Non-religious, secular and touristic motivations for pilgrimage

  July 31, 2021   Read time 2 min
Non-religious, secular and touristic motivations for pilgrimage
Tourism has been defined as an activity dependent on three operative elements: discretionary income, leisure time and social sanctions permissive of travel.

The term ‘tourist’ also has Latin origins, from tornus – an individual who makes a circuitous journey, usually for pleasure, and returns to the starting point. The contemporary use of the terms, identifying the ‘pilgrim’ as a religious traveller and the ‘tourist’ as a vacationer, is a culturally constructed polarity that veils the motives of the travellers. The nature of the ‘tourist experience’ has received increasing attention in tourism research, with the tourist perceived as a pilgrim in the current modern secular world. Tourism has been defined as an activity dependent on three operative elements: discretionary income, leisure time and social sanctions permissive of travel.

Pilgrimage also requires these elements. Turner and Turner claimed that a tourist is half a pilgrim, if a pilgrim is half a tourist, while other authors have described tourism as a ‘sacred journey’ in which the individual escapes from the secular everyday world to the land of play. Tourism and pilgrimage can be identified as opposite end points on a continuum of travel. The polarities on the pilgrimage–tourism axis are labelled as sacred versus secular. Between the extremities lie almost an infinite [number of] possible sacred–secular combinations, with the central area (C) now generally termed as ‘religious tourism’ or ‘knowledge-based tourism’ (as the term is sometimes used as a synonym). These positions reflect the multiple and changing motivations of the traveller, whose interests and activities may switch from tourism to pilgrimage and vice versa, even without the individual being aware of the change.

Most researchers identify ‘religious tourism’ with the individual’s quest for shrines and locales where, in lieu of piety, the visitors seek to experience the sense of identity with sites of historical and cultural meaning. Contemporary research is now increasingly addressing the complicated relationship between pilgrimage and tourism, including the economic, social, political, psychological, emotional and other aspects. One of the representative articles on this aspect came from Eade, whose paper describes the interaction between pilgrims and tourists at the Marian shrine in Lourdes, France.

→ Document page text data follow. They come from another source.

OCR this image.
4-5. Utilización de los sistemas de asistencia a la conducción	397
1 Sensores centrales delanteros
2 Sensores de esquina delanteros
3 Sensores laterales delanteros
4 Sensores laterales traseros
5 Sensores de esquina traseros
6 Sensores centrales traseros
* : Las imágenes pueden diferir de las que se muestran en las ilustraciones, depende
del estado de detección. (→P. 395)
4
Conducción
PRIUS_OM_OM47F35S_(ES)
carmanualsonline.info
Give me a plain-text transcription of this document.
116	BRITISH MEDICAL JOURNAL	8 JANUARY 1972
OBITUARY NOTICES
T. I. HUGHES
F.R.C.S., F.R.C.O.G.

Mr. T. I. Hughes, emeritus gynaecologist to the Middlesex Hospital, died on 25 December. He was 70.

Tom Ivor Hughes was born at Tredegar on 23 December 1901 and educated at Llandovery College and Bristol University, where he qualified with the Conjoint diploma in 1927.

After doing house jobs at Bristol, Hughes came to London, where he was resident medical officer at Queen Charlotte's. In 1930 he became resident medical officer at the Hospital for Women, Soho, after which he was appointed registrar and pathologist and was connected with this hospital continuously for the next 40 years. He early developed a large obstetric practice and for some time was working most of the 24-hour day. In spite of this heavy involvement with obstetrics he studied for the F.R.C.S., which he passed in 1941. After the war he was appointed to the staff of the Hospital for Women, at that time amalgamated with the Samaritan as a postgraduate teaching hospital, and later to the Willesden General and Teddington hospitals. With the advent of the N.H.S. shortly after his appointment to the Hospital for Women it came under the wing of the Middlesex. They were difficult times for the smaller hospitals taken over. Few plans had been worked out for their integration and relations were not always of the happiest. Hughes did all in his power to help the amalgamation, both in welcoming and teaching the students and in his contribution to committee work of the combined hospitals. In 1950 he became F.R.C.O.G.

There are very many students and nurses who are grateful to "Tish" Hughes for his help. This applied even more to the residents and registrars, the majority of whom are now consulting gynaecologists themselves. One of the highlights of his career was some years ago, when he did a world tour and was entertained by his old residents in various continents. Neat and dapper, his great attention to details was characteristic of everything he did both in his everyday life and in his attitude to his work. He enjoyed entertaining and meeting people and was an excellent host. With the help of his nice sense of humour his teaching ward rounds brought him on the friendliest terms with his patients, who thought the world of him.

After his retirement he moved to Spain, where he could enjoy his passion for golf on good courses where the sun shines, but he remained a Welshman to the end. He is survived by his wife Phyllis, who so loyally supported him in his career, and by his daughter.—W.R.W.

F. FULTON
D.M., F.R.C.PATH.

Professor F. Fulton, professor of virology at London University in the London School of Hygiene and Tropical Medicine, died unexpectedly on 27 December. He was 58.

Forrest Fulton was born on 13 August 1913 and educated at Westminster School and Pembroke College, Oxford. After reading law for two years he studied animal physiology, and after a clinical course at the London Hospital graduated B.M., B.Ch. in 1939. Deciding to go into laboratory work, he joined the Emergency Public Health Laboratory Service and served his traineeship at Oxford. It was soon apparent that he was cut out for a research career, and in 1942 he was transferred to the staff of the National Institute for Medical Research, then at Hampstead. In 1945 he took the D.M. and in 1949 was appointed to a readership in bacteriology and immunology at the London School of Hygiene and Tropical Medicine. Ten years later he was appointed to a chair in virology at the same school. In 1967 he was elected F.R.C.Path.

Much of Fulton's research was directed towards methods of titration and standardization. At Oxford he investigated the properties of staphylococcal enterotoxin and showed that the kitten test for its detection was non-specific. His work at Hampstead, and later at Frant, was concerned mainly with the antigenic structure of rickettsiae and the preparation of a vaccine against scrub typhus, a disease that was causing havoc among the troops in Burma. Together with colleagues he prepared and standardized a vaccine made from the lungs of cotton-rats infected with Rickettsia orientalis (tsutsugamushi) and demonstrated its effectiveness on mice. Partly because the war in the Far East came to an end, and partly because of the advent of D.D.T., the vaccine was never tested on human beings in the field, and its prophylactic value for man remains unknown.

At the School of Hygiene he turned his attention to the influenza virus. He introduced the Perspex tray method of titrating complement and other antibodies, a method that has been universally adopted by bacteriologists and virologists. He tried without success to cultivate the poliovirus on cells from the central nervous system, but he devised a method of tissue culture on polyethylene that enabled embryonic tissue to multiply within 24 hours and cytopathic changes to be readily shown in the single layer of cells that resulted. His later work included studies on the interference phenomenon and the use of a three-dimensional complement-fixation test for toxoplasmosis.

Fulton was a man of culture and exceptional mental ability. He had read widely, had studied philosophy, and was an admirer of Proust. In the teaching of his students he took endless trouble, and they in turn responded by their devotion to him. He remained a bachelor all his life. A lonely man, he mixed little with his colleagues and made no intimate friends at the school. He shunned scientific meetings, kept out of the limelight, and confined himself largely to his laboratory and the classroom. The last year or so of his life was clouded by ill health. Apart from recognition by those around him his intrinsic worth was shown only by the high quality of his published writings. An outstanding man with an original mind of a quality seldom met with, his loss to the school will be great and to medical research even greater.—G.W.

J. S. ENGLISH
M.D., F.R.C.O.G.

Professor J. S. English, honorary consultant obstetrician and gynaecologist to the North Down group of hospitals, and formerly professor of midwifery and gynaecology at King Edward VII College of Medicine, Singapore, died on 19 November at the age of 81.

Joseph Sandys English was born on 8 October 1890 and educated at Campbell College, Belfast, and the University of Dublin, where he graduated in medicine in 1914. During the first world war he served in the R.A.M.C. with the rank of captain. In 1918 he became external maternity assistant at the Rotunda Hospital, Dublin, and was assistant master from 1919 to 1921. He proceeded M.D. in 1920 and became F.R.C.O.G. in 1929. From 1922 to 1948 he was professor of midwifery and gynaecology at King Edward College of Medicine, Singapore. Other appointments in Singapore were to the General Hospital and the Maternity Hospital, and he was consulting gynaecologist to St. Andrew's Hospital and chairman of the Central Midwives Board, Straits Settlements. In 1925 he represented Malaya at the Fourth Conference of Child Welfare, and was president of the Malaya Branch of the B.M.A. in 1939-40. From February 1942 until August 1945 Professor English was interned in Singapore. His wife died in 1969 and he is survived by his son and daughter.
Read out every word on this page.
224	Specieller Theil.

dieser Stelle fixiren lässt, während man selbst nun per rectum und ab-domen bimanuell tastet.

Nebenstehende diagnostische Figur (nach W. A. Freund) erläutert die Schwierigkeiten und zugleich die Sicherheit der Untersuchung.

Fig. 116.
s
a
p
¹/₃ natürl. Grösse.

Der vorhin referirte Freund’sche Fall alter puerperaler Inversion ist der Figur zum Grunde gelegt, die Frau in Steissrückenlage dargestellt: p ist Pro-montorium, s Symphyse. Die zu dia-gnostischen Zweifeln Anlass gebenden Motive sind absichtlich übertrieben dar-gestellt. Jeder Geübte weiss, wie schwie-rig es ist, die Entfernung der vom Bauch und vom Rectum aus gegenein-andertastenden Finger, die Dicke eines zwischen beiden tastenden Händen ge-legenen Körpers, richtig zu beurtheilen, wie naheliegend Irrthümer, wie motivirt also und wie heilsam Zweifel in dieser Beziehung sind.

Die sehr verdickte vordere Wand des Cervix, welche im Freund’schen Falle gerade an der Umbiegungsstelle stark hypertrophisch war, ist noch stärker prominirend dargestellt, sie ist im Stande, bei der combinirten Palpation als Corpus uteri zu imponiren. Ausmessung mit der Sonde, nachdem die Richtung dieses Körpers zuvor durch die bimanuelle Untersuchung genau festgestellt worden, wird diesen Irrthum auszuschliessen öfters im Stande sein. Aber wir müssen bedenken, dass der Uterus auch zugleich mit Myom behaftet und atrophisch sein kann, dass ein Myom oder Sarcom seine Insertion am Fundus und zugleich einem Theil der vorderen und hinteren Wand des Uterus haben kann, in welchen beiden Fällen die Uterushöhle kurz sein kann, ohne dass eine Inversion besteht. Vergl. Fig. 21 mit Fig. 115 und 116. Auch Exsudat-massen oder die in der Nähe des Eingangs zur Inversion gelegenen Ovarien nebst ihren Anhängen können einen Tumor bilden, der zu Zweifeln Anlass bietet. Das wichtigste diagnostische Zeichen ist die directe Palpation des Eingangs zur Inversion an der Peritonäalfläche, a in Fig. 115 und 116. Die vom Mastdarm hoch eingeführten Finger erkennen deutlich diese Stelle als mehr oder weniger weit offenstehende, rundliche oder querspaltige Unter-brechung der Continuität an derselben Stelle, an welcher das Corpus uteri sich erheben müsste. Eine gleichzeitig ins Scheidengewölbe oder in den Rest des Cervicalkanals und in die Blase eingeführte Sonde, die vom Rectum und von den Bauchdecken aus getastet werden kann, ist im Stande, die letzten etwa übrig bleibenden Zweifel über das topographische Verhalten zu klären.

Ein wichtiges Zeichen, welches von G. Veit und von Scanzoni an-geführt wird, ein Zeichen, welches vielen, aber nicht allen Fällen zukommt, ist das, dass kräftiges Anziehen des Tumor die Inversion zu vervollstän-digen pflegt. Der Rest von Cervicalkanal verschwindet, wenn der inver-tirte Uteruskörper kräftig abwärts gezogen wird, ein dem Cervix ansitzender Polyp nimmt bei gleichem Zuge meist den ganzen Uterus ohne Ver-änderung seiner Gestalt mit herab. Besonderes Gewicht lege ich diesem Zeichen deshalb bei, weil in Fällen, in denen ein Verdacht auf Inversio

One cannot describe ‘the tourist’ as a ‘general type’. Therefore, there are several tourist experiences that will help in the understanding of the phenomena of pilgrimage. Four main modes are defined, presenting the spectrum between the experience of the tourist as a traveller in pursuit of ‘mere’ pleasure and that of the modern pilgrim in quest of meaning at someone else’s ‘centre’. Cohen classifies them as the ‘recreational mode’, the ‘diversionary mode’, the ‘experiential mode’ and the ‘existential mode’.

Cohen claims that tourists travelling in the ‘existential mode’ are analogous to pilgrims. Both are fully committed to an elective spiritual centre, external to the mainstream of their native society and culture because they feel that the only meaningful ‘real’ life is at the centre. The pilgrim and the ‘pilgrim-tourist’ peregrinate toward their sociocultural centre, while the traveller and the ‘traveller-tourist’ move in the opposite direction. It seems that the difference between old-fashioned pilgrimage and tourism is narrowing. Numerous points of similarity are emerging, and the word ‘pilgrimage’ itself is widely used in broad and secular contexts, such as for visits to war graves or to the graves and residences of celebrities.